SYDNEY, Australia: A poll released this week reported that Australians would support Taiwan, if it was attacked by China, with economic sanctions, arms supplies or using the navy to prevent a blockade.

However, those polled did not support military action, the annual Lowy Institute poll added.

Canberra has said that it opposes any unilateral attempt to change the status quo in Taiwan, which is claimed by Beijing as its own territory.

During a major Asia security meeting in June, Prime Minister Anthony Albanese said that as a conflict in the Taiwan Strait would be “devastating for the world,” Australia supports dialogue between the US and China.

The poll of public attitudes to the world also found that 82 percent of those surveyed supported the security alliance with the US, but some 75 percent are concerned that Australia would be drawn into a war in Asia.

Some 64 percent of Australians said the prospect of a military conflict between the US and China over Taiwan was a “critical threat,” and cyber attacks were cited by 68 percent of respondents as the leading threat.
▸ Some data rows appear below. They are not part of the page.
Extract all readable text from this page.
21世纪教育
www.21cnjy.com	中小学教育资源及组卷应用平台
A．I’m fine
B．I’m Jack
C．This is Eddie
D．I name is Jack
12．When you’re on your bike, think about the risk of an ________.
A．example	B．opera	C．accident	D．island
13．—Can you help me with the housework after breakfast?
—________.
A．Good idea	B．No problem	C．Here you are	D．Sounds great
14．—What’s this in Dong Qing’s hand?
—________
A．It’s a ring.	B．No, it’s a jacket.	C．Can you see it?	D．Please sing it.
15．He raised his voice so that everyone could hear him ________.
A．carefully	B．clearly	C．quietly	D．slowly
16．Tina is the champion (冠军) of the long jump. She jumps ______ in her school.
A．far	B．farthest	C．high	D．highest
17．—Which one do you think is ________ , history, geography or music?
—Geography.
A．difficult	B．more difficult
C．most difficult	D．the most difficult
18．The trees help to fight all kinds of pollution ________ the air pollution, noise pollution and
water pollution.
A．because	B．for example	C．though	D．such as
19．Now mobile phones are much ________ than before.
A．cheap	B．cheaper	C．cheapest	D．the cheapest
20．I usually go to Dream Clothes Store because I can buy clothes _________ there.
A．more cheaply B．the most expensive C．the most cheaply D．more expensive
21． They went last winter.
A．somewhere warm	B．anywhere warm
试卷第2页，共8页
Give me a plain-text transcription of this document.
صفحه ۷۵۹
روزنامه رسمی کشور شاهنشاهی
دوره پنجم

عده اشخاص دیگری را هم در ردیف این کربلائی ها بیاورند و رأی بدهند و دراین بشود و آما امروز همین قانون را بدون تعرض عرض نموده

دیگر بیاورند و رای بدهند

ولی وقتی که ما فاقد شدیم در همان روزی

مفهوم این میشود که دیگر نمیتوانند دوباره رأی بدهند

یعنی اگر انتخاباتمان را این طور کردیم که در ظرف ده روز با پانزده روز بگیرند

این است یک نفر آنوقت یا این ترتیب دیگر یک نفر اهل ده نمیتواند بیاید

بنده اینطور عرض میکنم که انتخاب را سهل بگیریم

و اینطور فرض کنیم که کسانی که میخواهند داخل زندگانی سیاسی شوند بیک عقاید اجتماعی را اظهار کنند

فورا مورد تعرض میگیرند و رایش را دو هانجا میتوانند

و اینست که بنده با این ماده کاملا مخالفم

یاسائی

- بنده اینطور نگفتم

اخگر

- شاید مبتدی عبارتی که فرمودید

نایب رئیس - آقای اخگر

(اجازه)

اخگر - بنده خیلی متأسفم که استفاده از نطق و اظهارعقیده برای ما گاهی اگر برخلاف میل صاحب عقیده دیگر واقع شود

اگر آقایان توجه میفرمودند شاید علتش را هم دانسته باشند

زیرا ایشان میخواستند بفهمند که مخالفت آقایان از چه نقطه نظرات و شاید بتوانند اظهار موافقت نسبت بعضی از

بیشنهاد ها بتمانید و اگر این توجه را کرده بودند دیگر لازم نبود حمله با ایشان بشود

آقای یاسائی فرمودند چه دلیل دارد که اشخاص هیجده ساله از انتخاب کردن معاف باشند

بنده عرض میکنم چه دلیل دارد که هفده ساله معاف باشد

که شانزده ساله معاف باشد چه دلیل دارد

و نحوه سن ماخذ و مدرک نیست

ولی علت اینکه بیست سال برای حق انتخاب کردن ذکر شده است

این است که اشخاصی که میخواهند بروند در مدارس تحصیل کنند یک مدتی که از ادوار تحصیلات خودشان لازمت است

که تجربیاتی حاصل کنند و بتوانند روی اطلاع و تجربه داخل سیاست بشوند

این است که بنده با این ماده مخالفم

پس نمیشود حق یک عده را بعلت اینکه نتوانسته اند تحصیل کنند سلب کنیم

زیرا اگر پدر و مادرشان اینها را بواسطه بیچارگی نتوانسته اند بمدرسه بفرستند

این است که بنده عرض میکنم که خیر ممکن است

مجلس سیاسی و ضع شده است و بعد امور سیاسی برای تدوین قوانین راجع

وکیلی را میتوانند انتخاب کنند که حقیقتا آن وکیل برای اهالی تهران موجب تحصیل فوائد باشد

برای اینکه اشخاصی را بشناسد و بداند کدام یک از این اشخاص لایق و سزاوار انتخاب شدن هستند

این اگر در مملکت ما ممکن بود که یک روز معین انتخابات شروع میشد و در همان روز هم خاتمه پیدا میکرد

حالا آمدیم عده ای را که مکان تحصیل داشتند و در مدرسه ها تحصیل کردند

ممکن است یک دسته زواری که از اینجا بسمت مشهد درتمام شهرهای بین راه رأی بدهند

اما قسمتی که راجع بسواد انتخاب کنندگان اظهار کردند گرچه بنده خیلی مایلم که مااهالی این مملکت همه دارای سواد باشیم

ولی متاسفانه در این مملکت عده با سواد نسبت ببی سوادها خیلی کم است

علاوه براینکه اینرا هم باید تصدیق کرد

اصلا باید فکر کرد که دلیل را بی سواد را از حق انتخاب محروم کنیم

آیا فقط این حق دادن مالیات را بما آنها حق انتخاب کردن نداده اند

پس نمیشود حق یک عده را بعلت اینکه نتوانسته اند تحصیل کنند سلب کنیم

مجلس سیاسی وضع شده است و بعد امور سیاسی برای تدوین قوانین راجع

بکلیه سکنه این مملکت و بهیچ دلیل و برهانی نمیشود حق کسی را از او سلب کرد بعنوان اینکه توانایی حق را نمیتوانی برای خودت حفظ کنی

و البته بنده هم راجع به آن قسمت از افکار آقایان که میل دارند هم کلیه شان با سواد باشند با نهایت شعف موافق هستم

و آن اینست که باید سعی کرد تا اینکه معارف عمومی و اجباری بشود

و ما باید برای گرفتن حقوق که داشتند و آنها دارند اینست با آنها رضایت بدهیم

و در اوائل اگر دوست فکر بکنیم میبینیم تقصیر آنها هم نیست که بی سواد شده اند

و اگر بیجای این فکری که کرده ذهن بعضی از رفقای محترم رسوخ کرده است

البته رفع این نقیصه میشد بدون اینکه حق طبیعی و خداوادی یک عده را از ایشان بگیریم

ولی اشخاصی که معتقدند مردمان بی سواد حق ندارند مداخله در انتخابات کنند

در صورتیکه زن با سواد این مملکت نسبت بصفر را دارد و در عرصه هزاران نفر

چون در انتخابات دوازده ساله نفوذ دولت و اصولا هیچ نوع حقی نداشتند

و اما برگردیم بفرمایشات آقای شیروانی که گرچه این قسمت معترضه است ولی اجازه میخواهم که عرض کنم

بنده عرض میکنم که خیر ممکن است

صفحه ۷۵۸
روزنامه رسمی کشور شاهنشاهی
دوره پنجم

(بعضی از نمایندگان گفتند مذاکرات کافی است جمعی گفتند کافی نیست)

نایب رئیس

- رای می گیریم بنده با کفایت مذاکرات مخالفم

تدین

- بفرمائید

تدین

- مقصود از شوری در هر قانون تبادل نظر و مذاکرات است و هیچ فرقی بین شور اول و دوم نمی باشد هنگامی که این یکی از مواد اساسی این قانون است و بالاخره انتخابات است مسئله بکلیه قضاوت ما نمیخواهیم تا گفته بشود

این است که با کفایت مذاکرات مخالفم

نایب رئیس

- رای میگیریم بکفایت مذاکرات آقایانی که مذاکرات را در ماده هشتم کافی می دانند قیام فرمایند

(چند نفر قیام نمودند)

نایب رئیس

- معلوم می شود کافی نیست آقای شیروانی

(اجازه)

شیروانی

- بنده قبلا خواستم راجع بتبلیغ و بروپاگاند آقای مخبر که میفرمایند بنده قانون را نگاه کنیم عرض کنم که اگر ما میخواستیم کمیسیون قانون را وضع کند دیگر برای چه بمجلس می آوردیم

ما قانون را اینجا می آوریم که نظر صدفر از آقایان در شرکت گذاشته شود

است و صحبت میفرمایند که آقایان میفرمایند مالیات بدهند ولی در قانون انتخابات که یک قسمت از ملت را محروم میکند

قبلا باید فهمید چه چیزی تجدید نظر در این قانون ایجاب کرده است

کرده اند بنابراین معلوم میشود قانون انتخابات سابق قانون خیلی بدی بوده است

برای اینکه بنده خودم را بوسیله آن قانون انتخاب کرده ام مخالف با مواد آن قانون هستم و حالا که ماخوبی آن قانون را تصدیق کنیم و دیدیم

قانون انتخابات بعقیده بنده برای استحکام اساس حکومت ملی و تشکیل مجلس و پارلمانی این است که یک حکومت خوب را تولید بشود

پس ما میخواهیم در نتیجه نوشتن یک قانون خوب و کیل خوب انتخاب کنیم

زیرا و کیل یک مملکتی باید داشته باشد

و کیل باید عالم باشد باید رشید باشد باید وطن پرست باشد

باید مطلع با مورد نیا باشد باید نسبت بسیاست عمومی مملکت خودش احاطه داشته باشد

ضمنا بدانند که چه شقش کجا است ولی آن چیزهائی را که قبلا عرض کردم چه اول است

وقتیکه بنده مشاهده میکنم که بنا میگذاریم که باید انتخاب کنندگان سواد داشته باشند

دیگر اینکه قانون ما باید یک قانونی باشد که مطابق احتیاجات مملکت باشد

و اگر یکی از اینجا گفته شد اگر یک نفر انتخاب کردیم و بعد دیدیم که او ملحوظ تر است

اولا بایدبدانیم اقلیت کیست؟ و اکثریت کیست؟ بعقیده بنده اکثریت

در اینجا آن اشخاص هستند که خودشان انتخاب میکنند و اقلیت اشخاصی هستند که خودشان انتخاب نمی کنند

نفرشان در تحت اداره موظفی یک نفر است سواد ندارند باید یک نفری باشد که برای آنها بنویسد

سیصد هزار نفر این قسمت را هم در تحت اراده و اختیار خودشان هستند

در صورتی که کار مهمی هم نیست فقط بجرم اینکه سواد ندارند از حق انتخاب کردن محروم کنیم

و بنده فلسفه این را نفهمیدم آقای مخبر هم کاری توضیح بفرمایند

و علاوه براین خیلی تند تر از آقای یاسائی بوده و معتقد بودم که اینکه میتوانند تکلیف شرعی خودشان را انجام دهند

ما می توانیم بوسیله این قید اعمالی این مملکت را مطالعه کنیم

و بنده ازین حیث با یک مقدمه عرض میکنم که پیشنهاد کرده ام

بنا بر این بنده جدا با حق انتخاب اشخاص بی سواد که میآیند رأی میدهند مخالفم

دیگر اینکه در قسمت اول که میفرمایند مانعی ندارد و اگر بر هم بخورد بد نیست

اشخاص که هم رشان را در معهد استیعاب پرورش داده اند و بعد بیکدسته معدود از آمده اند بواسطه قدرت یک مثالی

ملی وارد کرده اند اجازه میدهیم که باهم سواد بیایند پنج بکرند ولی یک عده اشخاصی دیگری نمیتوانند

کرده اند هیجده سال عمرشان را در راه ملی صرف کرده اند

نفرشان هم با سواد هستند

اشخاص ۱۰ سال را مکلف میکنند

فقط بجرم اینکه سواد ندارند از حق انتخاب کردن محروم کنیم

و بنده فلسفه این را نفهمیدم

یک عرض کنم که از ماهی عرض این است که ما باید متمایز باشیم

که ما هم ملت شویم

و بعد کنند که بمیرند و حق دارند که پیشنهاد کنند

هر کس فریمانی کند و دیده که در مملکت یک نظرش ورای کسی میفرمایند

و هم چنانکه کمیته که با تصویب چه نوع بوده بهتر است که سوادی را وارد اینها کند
The annual Lowy Institute poll of public attitudes to the world found 82 percent of those surveyed supported the security alliance with the U.S., although three-quarters also think that means Australia would be drawn into war in Asia.

Lowy Institute executive director Michael Fullilove said Australian trust levels in China remain “strikingly low,” with 15 percent saying they trusted China to act responsibly, compared with five years ago, as quoted by the Associated Press.

The poll is based on surveys of 2,000 people in March and 4,000 in April.